Manipulating the interaction between multipolar modes is necessary to create the perfect magnetic probe with a significant magnetic field response but no electric reaction. The realization of a pure magnetic dipole scatter has historically been hampered by the overlap of the spectral features between the magnetic and electric dipole and modes for a pure high refractive index nanoparticle, such as a Si-nanoparticle.
The destructive interference observed between the toroidal dipole and the electric dipole modes inside a silicon nanoparticle, known as the anapole mode, was recently shown to inhibit the electric dipole scattering. This feature can function as a magnetic scatter in the distant field.
However, as the Si-nanoparticle’s size increases, the toroidal dipole mode appears. In the visible wavelength region, this would cause the magnetic dipole mode to redshift, making it challenging to overlap the magnetic dipole mode with the anapole mode.
In light of this, Prof.Yuan’s group devised an Ag-core inside a Si-shell core-shell nanoparticle. The anapole mode’s resonance frequency can be changed using this design to coincide with the magnetic dipole mode within the required wavelength range. The geometric properties of the nanoparticle were tuned to create this optimal anapole probe.
Once the anapole probe was constructed, it was utilized to evaluate the near-field distributions of waveguide modes created by several tightly focused beams. This was to demonstrate the effectiveness of the suggested technique.

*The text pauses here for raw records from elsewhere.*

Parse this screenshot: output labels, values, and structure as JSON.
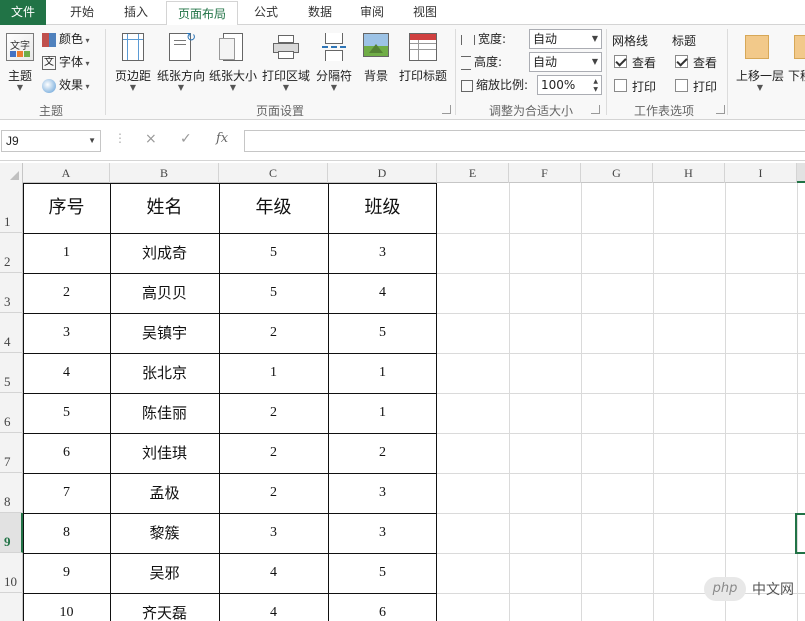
{
  "tabs": [
    {
      "id": "file",
      "label": "文件"
    },
    {
      "id": "home",
      "label": "开始"
    },
    {
      "id": "insert",
      "label": "插入"
    },
    {
      "id": "layout",
      "label": "页面布局"
    },
    {
      "id": "formulas",
      "label": "公式"
    },
    {
      "id": "data",
      "label": "数据"
    },
    {
      "id": "review",
      "label": "审阅"
    },
    {
      "id": "view",
      "label": "视图"
    }
  ],
  "active_tab": "页面布局",
  "ribbon": {
    "themes": {
      "theme_label": "主题",
      "colors_label": "颜色",
      "fonts_label": "字体",
      "effects_label": "效果",
      "group_label": "主题"
    },
    "page_setup": {
      "margins_label": "页边距",
      "orientation_label": "纸张方向",
      "size_label": "纸张大小",
      "print_area_label": "打印区域",
      "breaks_label": "分隔符",
      "background_label": "背景",
      "print_titles_label": "打印标题",
      "group_label": "页面设置"
    },
    "scale_to_fit": {
      "width_label": "宽度:",
      "width_value": "自动",
      "height_label": "高度:",
      "height_value": "自动",
      "scale_label": "缩放比例:",
      "scale_value": "100%",
      "group_label": "调整为合适大小"
    },
    "sheet_options": {
      "gridlines_label": "网格线",
      "headings_label": "标题",
      "view_label": "查看",
      "print_label": "打印",
      "gridlines_view": true,
      "gridlines_print": false,
      "headings_view": true,
      "headings_print": false,
      "group_label": "工作表选项"
    },
    "arrange": {
      "bring_forward_label": "上移一层",
      "send_backward_label": "下移"
    }
  },
  "formula_bar": {
    "name_box": "J9",
    "cancel_icon": "×",
    "enter_icon": "✓",
    "fx_label": "fx",
    "content": ""
  },
  "columns": [
    "A",
    "B",
    "C",
    "D",
    "E",
    "F",
    "G",
    "H",
    "I"
  ],
  "rows": [
    "1",
    "2",
    "3",
    "4",
    "5",
    "6",
    "7",
    "8",
    "9",
    "10"
  ],
  "selected_row": "9",
  "table": {
    "headers": [
      "序号",
      "姓名",
      "年级",
      "班级"
    ],
    "records": [
      [
        "1",
        "刘成奇",
        "5",
        "3"
      ],
      [
        "2",
        "高贝贝",
        "5",
        "4"
      ],
      [
        "3",
        "吴镇宇",
        "2",
        "5"
      ],
      [
        "4",
        "张北京",
        "1",
        "1"
      ],
      [
        "5",
        "陈佳丽",
        "2",
        "1"
      ],
      [
        "6",
        "刘佳琪",
        "2",
        "2"
      ],
      [
        "7",
        "孟极",
        "2",
        "3"
      ],
      [
        "8",
        "黎簇",
        "3",
        "3"
      ],
      [
        "9",
        "吴邪",
        "4",
        "5"
      ],
      [
        "10",
        "齐天磊",
        "4",
        "6"
      ]
    ]
  },
  "watermark": {
    "logo_text": "php",
    "site_text": "中文网"
  },
  "colors": {
    "accent": "#217346",
    "grid": "#dadada",
    "table_border": "#111111"
  }
}
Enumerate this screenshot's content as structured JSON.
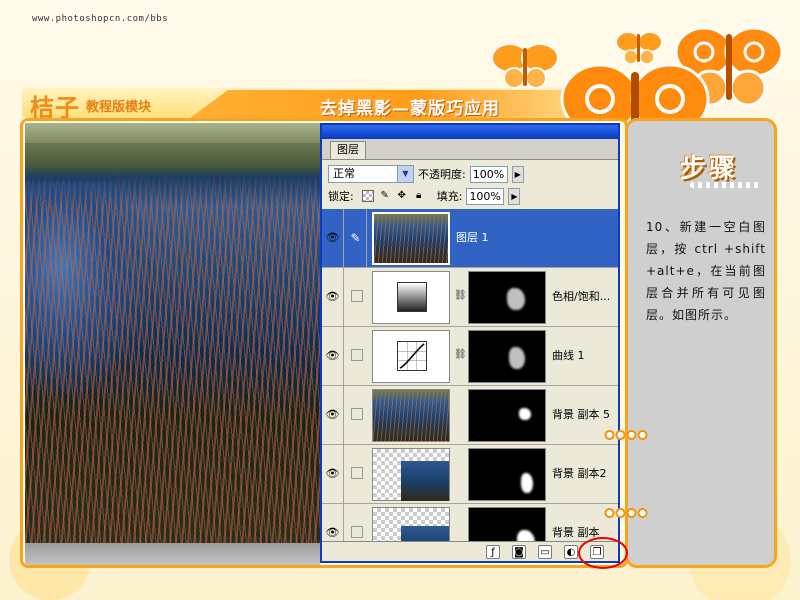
{
  "site_url": "www.photoshopcn.com/bbs",
  "brand": {
    "name": "桔子",
    "subtitle": "教程版模块"
  },
  "page_title": "去掉黑影—蒙版巧应用",
  "side_panel": {
    "heading": "步骤",
    "step_text": "10、新建一空白图 层，按 ctrl +shift+alt+e，在当前图层合并所有可见图层。如图所示。"
  },
  "layers_palette": {
    "tab_label": "图层",
    "blend_mode": "正常",
    "opacity_label": "不透明度:",
    "opacity_value": "100%",
    "lock_label": "锁定:",
    "fill_label": "填充:",
    "fill_value": "100%",
    "layers": [
      {
        "name": "图层 1",
        "selected": true,
        "thumb": "photo",
        "has_mask": false
      },
      {
        "name": "色相/饱和...",
        "selected": false,
        "thumb": "hue-sat-adjustment",
        "has_mask": true
      },
      {
        "name": "曲线 1",
        "selected": false,
        "thumb": "curves-adjustment",
        "has_mask": true
      },
      {
        "name": "背景 副本 5",
        "selected": false,
        "thumb": "photo",
        "has_mask": true
      },
      {
        "name": "背景 副本2",
        "selected": false,
        "thumb": "transparent-photo",
        "has_mask": true
      },
      {
        "name": "背景 副本",
        "selected": false,
        "thumb": "transparent-photo",
        "has_mask": true
      }
    ],
    "footer_icons": [
      "link-icon",
      "layer-style-icon",
      "add-mask-icon",
      "new-group-icon",
      "adjustment-layer-icon",
      "new-layer-icon"
    ]
  },
  "colors": {
    "accent_orange": "#f7a51e",
    "selection_blue": "#3163c5",
    "highlight_red": "#e00000"
  }
}
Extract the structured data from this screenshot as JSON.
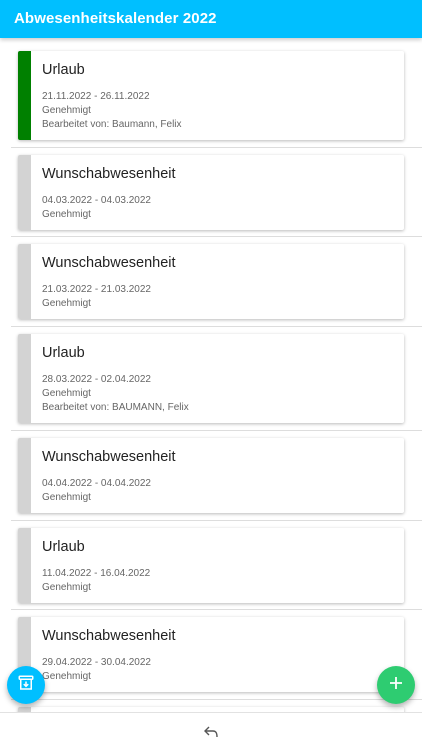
{
  "appbar": {
    "title": "Abwesenheitskalender 2022",
    "color": "#00bfff"
  },
  "entries": [
    {
      "type": "Urlaub",
      "dates": "21.11.2022 - 26.11.2022",
      "status": "Genehmigt",
      "editor": "Bearbeitet von: Baumann, Felix",
      "accent": "#008000"
    },
    {
      "type": "Wunschabwesenheit",
      "dates": "04.03.2022 - 04.03.2022",
      "status": "Genehmigt",
      "accent": "#d3d3d3"
    },
    {
      "type": "Wunschabwesenheit",
      "dates": "21.03.2022 - 21.03.2022",
      "status": "Genehmigt",
      "accent": "#d3d3d3"
    },
    {
      "type": "Urlaub",
      "dates": "28.03.2022 - 02.04.2022",
      "status": "Genehmigt",
      "editor": "Bearbeitet von: BAUMANN, Felix",
      "accent": "#d3d3d3"
    },
    {
      "type": "Wunschabwesenheit",
      "dates": "04.04.2022 - 04.04.2022",
      "status": "Genehmigt",
      "accent": "#d3d3d3"
    },
    {
      "type": "Urlaub",
      "dates": "11.04.2022 - 16.04.2022",
      "status": "Genehmigt",
      "accent": "#d3d3d3"
    },
    {
      "type": "Wunschabwesenheit",
      "dates": "29.04.2022 - 30.04.2022",
      "status": "Genehmigt",
      "accent": "#d3d3d3"
    }
  ],
  "fabs": {
    "left_icon": "archive-download-icon",
    "right_icon": "plus-icon",
    "right_color": "#2ecc71"
  },
  "bottombar": {
    "icon": "back-arrow-icon"
  }
}
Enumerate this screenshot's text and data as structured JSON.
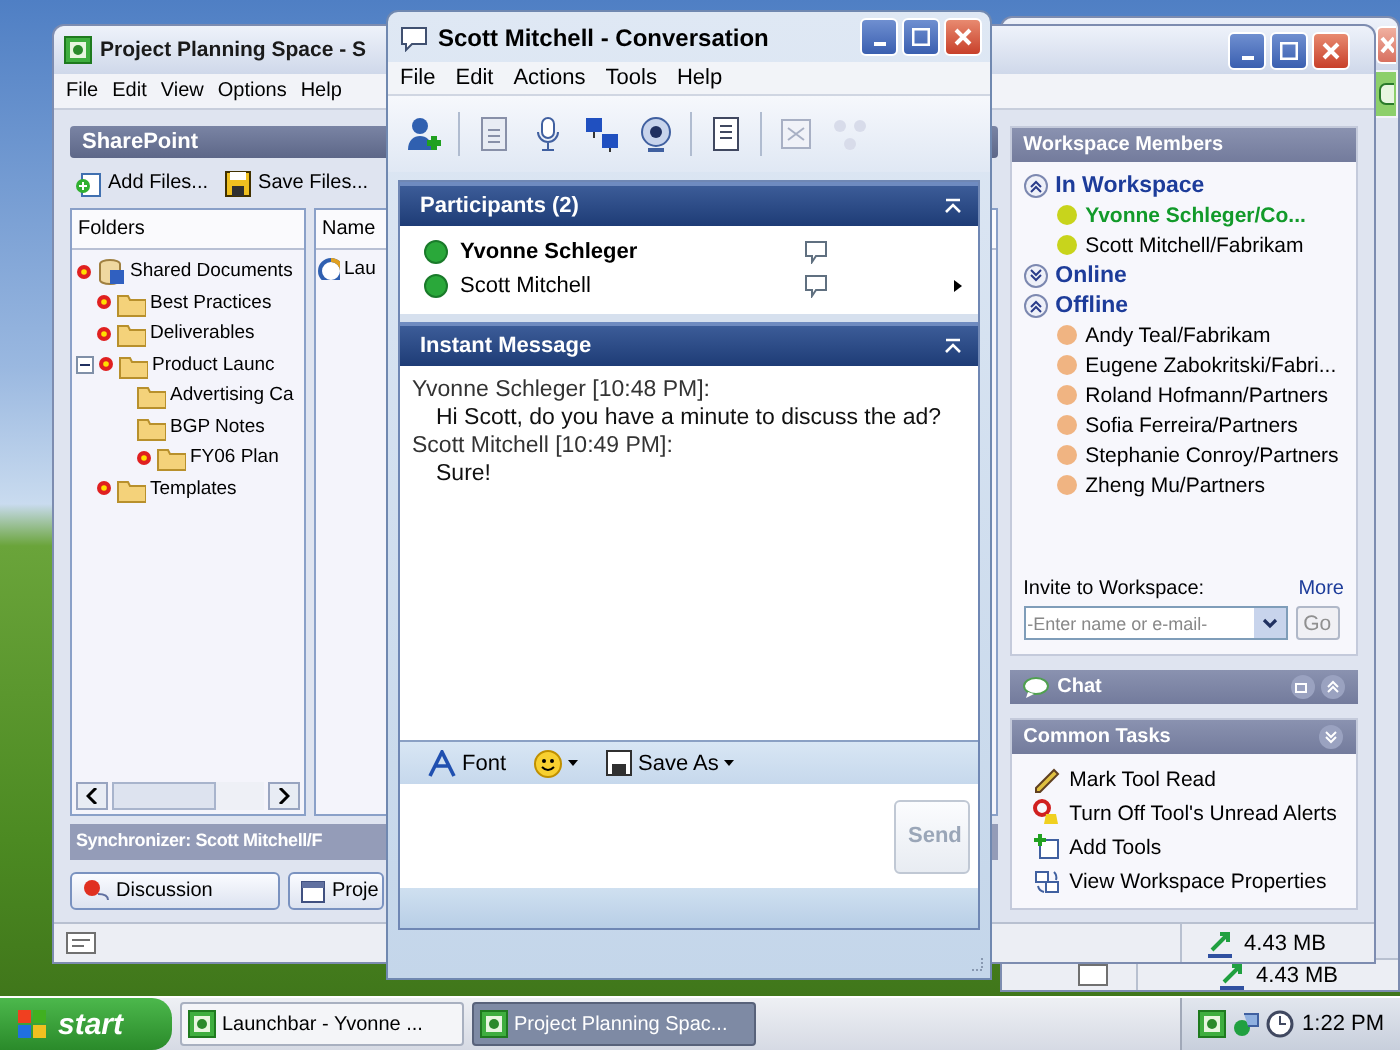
{
  "main_window": {
    "title": "Project Planning Space - S",
    "menu": [
      "File",
      "Edit",
      "View",
      "Options",
      "Help"
    ],
    "tool": {
      "title": "SharePoint",
      "actions": [
        "Add Files...",
        "Save Files..."
      ],
      "folders_header": "Folders",
      "folders": [
        {
          "label": "Shared Documents",
          "kind": "library",
          "unread": true,
          "children": [
            {
              "label": "Best Practices",
              "kind": "folder",
              "unread": true
            },
            {
              "label": "Deliverables",
              "kind": "folder",
              "unread": true
            },
            {
              "label": "Product Launc",
              "kind": "folder",
              "unread": true,
              "expanded": true,
              "children": [
                {
                  "label": "Advertising Ca",
                  "kind": "folder",
                  "unread": false
                },
                {
                  "label": "BGP Notes",
                  "kind": "folder",
                  "unread": false,
                  "children": [
                    {
                      "label": "FY06 Plan",
                      "kind": "folder",
                      "unread": true
                    }
                  ]
                }
              ]
            },
            {
              "label": "Templates",
              "kind": "folder",
              "unread": true
            }
          ]
        }
      ],
      "files_header": "Name",
      "files": [
        "Lau"
      ],
      "sync_status": "Synchronizer: Scott Mitchell/F"
    },
    "tool_tabs": [
      "Discussion",
      "Proje"
    ],
    "members": {
      "title": "Workspace Members",
      "groups": [
        {
          "label": "In Workspace",
          "expanded": true,
          "members": [
            {
              "name": "Yvonne Schleger/Co...",
              "color": "#c8d41c",
              "highlighted": true
            },
            {
              "name": "Scott Mitchell/Fabrikam",
              "color": "#c8d41c",
              "highlighted": false
            }
          ]
        },
        {
          "label": "Online",
          "expanded": false
        },
        {
          "label": "Offline",
          "expanded": true,
          "members": [
            {
              "name": "Andy Teal/Fabrikam",
              "color": "#f0b482",
              "highlighted": false
            },
            {
              "name": "Eugene Zabokritski/Fabri...",
              "color": "#f0b482",
              "highlighted": false
            },
            {
              "name": "Roland Hofmann/Partners",
              "color": "#f0b482",
              "highlighted": false
            },
            {
              "name": "Sofia Ferreira/Partners",
              "color": "#f0b482",
              "highlighted": false
            },
            {
              "name": "Stephanie Conroy/Partners",
              "color": "#f0b482",
              "highlighted": false
            },
            {
              "name": "Zheng Mu/Partners",
              "color": "#f0b482",
              "highlighted": false
            }
          ]
        }
      ],
      "invite_label": "Invite to Workspace:",
      "more_link": "More",
      "invite_placeholder": "-Enter name or e-mail-",
      "go_button": "Go"
    },
    "chat": {
      "title": "Chat"
    },
    "common_tasks": {
      "title": "Common Tasks",
      "items": [
        "Mark Tool Read",
        "Turn Off Tool's Unread Alerts",
        "Add Tools",
        "View Workspace Properties"
      ]
    },
    "status_size": "4.43 MB"
  },
  "back_window": {
    "status_size": "4.43 MB"
  },
  "conversation": {
    "title": "Scott Mitchell - Conversation",
    "menu": [
      "File",
      "Edit",
      "Actions",
      "Tools",
      "Help"
    ],
    "participants_title": "Participants (2)",
    "participants": [
      {
        "name": "Yvonne Schleger",
        "self": true
      },
      {
        "name": "Scott Mitchell",
        "self": false
      }
    ],
    "messages_title": "Instant Message",
    "messages": [
      {
        "sender": "Yvonne Schleger [10:48 PM]:",
        "text": "Hi Scott, do you have a minute to discuss the ad?"
      },
      {
        "sender": "Scott Mitchell [10:49 PM]:",
        "text": "Sure!"
      }
    ],
    "format_bar": {
      "font": "Font",
      "save_as": "Save As"
    },
    "send_button": {
      "label": "Send",
      "disabled": true
    }
  },
  "taskbar": {
    "start": "start",
    "buttons": [
      {
        "label": "Launchbar - Yvonne ...",
        "selected": false
      },
      {
        "label": "Project Planning Spac...",
        "selected": true
      }
    ],
    "clock": "1:22 PM"
  }
}
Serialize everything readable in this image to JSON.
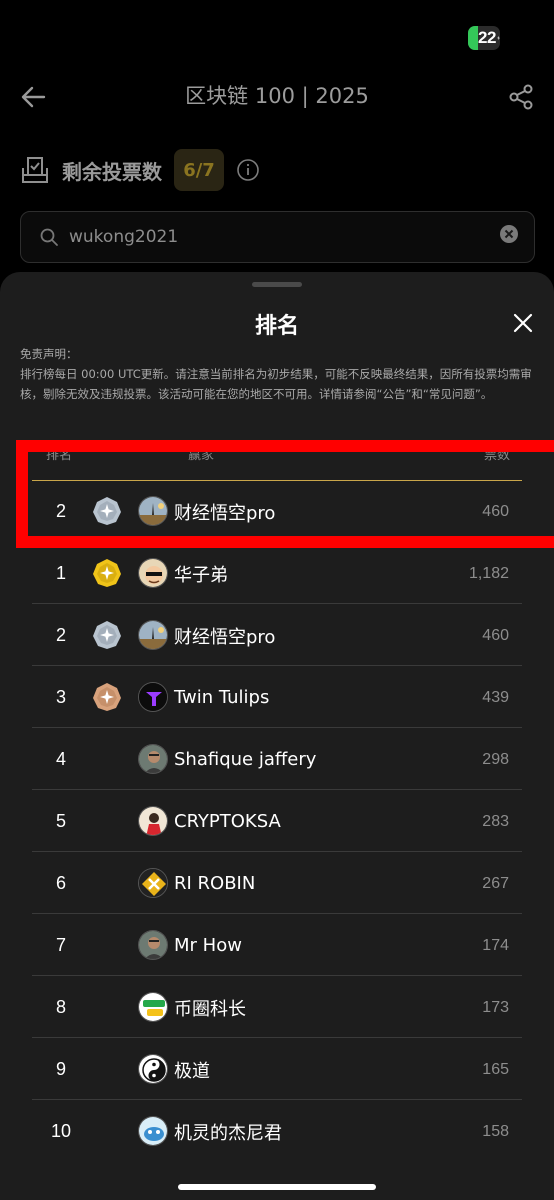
{
  "status_bar": {
    "battery_level": "22"
  },
  "header": {
    "title": "区块链 100 | 2025"
  },
  "votes": {
    "label": "剩余投票数",
    "count": "6/7"
  },
  "search": {
    "value": "wukong2021"
  },
  "sheet": {
    "title": "排名",
    "disclaimer_title": "免责声明：",
    "disclaimer_text": "排行榜每日 00:00 UTC更新。请注意当前排名为初步结果，可能不反映最终结果，因所有投票均需审核，剔除无效及违规投票。该活动可能在您的地区不可用。详情请参阅“公告”和“常见问题”。",
    "headers": {
      "rank": "排名",
      "creator": "赢家",
      "votes": "票数"
    }
  },
  "my_row": {
    "rank": "2",
    "medal": "silver",
    "name": "财经悟空pro",
    "votes": "460",
    "avatar": "landscape"
  },
  "rows": [
    {
      "rank": "1",
      "medal": "gold",
      "name": "华子弟",
      "votes": "1,182",
      "avatar": "face-cartoon"
    },
    {
      "rank": "2",
      "medal": "silver",
      "name": "财经悟空pro",
      "votes": "460",
      "avatar": "landscape"
    },
    {
      "rank": "3",
      "medal": "bronze",
      "name": "Twin Tulips",
      "votes": "439",
      "avatar": "purple-logo"
    },
    {
      "rank": "4",
      "medal": "",
      "name": "Shafique jaffery",
      "votes": "298",
      "avatar": "person"
    },
    {
      "rank": "5",
      "medal": "",
      "name": "CRYPTOKSA",
      "votes": "283",
      "avatar": "red-figure"
    },
    {
      "rank": "6",
      "medal": "",
      "name": "RI ROBIN",
      "votes": "267",
      "avatar": "yellow-logo"
    },
    {
      "rank": "7",
      "medal": "",
      "name": "Mr How",
      "votes": "174",
      "avatar": "person"
    },
    {
      "rank": "8",
      "medal": "",
      "name": "币圈科长",
      "votes": "173",
      "avatar": "green-text"
    },
    {
      "rank": "9",
      "medal": "",
      "name": "极道",
      "votes": "165",
      "avatar": "yin-yang"
    },
    {
      "rank": "10",
      "medal": "",
      "name": "机灵的杰尼君",
      "votes": "158",
      "avatar": "blue-creature"
    }
  ],
  "colors": {
    "gold": "#f0c419",
    "silver": "#b9c4cf",
    "bronze": "#d8a27c",
    "accent_line": "#c9a64a",
    "highlight": "#ff0000"
  }
}
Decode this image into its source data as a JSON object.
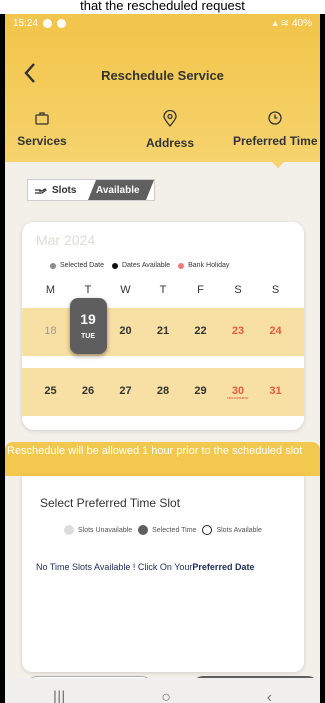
{
  "caption": "that the rescheduled request",
  "status": {
    "time": "15:24",
    "battery": "40%"
  },
  "header": {
    "title": "Reschedule Service",
    "back_icon": "chevron-left-icon"
  },
  "steps": [
    {
      "label": "Services",
      "icon": "briefcase-icon"
    },
    {
      "label": "Address",
      "icon": "location-pin-icon"
    },
    {
      "label": "Preferred Time",
      "icon": "clock-icon"
    }
  ],
  "slots_toggle": {
    "label": "Slots",
    "value": "Available"
  },
  "calendar": {
    "month": "Mar 2024",
    "legend": [
      {
        "label": "Selected Date",
        "color": "#8a8a8a"
      },
      {
        "label": "Dates Available",
        "color": "#111111"
      },
      {
        "label": "Bank Holiday",
        "color": "#f07a78"
      }
    ],
    "weekdays": [
      "M",
      "T",
      "W",
      "T",
      "F",
      "S",
      "S"
    ],
    "week1": [
      "18",
      "19",
      "20",
      "21",
      "22",
      "23",
      "24"
    ],
    "week2": [
      "25",
      "26",
      "27",
      "28",
      "29",
      "30",
      "31"
    ],
    "selected_day": "TUE",
    "holiday_note": "HOLI HOLIDAY"
  },
  "notice": "Reschedule will be allowed 1 hour prior to the scheduled slot",
  "time_slot": {
    "title": "Select Preferred Time Slot",
    "legend": [
      {
        "label": "Slots Unavailable",
        "color": "#dddddd"
      },
      {
        "label": "Selected Time",
        "color": "#5e5e5e"
      },
      {
        "label": "Slots Available",
        "color": "#ffffff"
      }
    ],
    "message": "No Time Slots Available ! Click On Your",
    "message_link": "Preferred Date"
  },
  "navbar": {
    "recents": "|||",
    "home": "○",
    "back": "‹"
  },
  "colors": {
    "accent": "#f2c64c",
    "week_bg": "#f8e0a5",
    "holiday": "#e85a3c"
  }
}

When mapped on a detector screen, the waveguide mode excited by an azimuthally polarized beam showed a stark intensity pattern. With numerous concentric rings, a cylindrically symmetric standing wave was imaged. The azimuthally polarized beam's transverse electric (TE) waves resulted. These TE waves, which were excited from all azimuthal directions, interfered with one another. Near the geometric center, the intensity is detected to be zero.
With the in-plane magnetic fields measured, the spin characteristics of the TE waveguide mode can be described in a way comparable to the transverse magnetic (TM)-type surface Plasmon mode.
3D finite-difference time-domain simulations of the scattering spectra for the Ag-core and Si-shell nanospheres were performed using commercial software.
Discussion and Outlook
An anapole probe was designed to quantify the magnetic component of diverse photonic spin topological textures. The probe is a mixed nanosphere of an Ag-core and an outer Si-shell.
At the chosen wavelength of operation, the magnetic dipole resonance was the dominant feature, along with removing the anapole mode's electric-field scattering.
For the first time, measurements were made of the photonic spin topological textures produced by TE-type evanescent waves, including individual Skyrmion and Skyrmion/Meron lattices with various symmetries.
The proposed approach will help researchers better understand the physical processes connected to electromagnetic fields' magnetic components while also developing spin photonics.